Another unique aspect of the CCA program is that CCA’s help their neighbors before it’s too late. Take the case of a woman who received a Change Reaction gift for her recent car repairs. “If she hadn’t been able to get it, she wouldn’t have been able to get to work. That could have meant she lost her job, which could have led to losing her apartment. All due to needing a car repair,” says Trimmer. “Community Change Agents are working on prevention. Someone embedded in their community can identify things that could snowball and become catastrophic if we don’t deal with them now. You don’t have to fall all the way to the base of the mountain to get help. You can be climbing your mountain, and we’ll go with you. Your neighbors will go with you.”

This style of funding is so important because it is not available through most social service agencies currently operating in LA, says Trimmer. “If you look across the city at the type of nonprofit organizations that exist, you’ll find shelters, domestic violence centers—things that exist after the damage is done. We need those kinds of organizations; they’re absolutely critical. But you won’t find anything for people who are working and fall into a hard time.”

Helping the Helpers

For CCAs, being part of a positive “chain of change” highlights the intrinsic good in people, which is the opposite view of humanity often presented by the evening news. As so many people in The Change Reaction network have said and written in thank you notes, the experience of directly assisting hard working Angelenos has restored their own faith in humanity. “I am in awe of the hard-working individuals who I encounter,” says Julie.

Some of her most moving experiences have been with families taking in foster kids. “It is incredible that Angelenos will open their houses up to children that need a safe and loving home. I also am amazed when I speak to immigrants who came to Los Angeles and work long hours to support themselves.”
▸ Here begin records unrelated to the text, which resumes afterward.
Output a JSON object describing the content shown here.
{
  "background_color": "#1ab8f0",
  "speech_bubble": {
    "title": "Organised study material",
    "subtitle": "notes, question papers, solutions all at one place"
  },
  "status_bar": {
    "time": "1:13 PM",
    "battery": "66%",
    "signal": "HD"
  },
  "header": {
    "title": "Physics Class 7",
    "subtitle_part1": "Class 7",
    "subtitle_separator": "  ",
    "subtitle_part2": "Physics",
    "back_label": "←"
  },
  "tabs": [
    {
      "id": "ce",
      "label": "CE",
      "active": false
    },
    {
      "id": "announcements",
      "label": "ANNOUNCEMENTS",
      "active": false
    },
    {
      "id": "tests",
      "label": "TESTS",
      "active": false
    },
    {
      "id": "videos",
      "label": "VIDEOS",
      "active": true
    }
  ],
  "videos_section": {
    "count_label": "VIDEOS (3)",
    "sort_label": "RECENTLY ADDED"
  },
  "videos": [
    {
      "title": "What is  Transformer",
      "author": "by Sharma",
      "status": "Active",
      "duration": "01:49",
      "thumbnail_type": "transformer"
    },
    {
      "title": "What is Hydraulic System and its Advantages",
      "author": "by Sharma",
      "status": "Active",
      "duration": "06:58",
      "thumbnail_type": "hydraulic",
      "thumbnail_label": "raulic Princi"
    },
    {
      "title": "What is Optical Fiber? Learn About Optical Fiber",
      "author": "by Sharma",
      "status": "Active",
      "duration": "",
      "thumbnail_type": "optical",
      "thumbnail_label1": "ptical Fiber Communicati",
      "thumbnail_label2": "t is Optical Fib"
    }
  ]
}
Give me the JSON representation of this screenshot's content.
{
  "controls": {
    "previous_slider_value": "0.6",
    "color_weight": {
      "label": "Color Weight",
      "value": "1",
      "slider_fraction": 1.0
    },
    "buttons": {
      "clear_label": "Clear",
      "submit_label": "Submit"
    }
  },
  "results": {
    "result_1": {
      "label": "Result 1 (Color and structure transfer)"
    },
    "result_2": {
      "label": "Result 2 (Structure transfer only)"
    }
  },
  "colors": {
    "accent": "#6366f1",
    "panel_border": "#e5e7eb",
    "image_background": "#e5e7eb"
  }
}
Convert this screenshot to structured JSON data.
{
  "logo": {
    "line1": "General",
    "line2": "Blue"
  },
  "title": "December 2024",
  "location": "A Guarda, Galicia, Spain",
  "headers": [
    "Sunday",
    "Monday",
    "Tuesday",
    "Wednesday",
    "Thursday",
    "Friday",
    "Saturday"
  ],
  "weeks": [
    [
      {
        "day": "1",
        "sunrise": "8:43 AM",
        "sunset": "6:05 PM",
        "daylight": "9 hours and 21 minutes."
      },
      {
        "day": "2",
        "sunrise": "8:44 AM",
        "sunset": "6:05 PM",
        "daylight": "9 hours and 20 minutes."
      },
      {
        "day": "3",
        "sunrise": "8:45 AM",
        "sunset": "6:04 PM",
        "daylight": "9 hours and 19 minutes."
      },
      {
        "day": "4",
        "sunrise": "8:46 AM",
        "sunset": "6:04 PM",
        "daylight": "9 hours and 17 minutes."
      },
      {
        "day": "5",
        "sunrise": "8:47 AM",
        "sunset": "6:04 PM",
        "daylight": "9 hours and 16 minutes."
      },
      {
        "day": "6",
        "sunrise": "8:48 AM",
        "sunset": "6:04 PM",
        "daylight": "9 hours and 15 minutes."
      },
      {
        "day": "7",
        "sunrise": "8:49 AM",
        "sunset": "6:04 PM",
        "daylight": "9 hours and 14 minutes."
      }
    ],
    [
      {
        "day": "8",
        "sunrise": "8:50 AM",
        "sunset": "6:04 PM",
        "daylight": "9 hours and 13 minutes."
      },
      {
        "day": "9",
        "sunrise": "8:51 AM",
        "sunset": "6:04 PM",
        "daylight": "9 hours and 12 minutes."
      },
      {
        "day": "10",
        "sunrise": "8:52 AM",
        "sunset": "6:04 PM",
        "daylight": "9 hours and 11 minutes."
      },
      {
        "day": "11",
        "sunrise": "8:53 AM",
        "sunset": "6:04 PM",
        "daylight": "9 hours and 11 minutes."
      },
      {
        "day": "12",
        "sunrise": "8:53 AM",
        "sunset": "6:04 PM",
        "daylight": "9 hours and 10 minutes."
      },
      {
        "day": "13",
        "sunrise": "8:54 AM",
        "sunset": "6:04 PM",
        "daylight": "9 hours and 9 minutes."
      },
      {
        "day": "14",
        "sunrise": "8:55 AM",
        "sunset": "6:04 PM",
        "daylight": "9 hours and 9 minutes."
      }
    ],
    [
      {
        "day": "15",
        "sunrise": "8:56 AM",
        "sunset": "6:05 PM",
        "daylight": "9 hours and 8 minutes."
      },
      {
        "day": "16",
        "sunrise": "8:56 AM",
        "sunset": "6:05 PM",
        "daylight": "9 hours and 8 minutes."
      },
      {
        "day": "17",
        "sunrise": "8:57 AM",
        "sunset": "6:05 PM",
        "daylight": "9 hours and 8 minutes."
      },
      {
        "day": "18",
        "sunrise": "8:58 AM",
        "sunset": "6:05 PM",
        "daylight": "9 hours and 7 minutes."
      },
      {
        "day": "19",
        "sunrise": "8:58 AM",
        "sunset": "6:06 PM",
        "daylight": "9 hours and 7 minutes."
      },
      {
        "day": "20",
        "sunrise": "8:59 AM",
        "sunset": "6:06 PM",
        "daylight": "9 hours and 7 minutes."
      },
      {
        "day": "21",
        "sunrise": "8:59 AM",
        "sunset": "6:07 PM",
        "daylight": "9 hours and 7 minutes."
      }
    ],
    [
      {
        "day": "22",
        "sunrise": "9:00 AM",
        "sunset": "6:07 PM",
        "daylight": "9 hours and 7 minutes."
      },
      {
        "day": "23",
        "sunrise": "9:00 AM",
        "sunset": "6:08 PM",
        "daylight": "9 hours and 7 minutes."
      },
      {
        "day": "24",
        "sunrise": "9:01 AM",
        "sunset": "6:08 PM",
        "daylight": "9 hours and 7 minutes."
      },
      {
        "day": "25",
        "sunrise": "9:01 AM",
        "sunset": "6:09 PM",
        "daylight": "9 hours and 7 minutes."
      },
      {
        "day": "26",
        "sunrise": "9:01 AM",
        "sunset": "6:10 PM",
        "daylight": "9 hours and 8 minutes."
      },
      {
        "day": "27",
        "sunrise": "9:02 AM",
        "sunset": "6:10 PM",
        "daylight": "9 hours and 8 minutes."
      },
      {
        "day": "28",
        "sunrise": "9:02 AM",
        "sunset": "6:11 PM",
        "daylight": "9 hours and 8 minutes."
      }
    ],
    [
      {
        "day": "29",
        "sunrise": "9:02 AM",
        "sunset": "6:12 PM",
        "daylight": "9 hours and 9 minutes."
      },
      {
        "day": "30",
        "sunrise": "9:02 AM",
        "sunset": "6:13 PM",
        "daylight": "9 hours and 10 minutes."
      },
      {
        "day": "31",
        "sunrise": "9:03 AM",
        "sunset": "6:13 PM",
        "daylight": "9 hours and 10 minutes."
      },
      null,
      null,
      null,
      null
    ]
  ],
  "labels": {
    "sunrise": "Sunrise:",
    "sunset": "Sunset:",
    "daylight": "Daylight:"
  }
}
The Change Reaction also asks grantees to “pay it forward,” a request that increases this focus on how much people have to give, and want to. As Julie says, “One of the individuals who The Change Reaction helped packs sandwiches up and delivers them to homeless people. Another family regularly goes to a soup kitchen to volunteer. Several individuals that I am in touch with cook and deliver meals for sick friends and neighbors. I am inspired to learn about the kindness of others.”

As of this year, CCAs also receive financial compensation for their efforts: $50 for each funded request, and $50 toward their favorite charity. “Initially, it was on a volunteer basis, but we recognized that they were taking their personal time to do this, and we wanted to honor that,” says Trimmer. “They are learning their community’s needs and changing their lifestyle in a way.  It’s become the ultimate side hustle. We’re paying people to find needs in their community, bring them to us, and then rewarding them in quarterly payments. You’re getting paid to love your neighbors. We think it’s really worth it. It’s so ‘Change Reaction,’ because we’re always saying, ‘There’s more. There’s more!"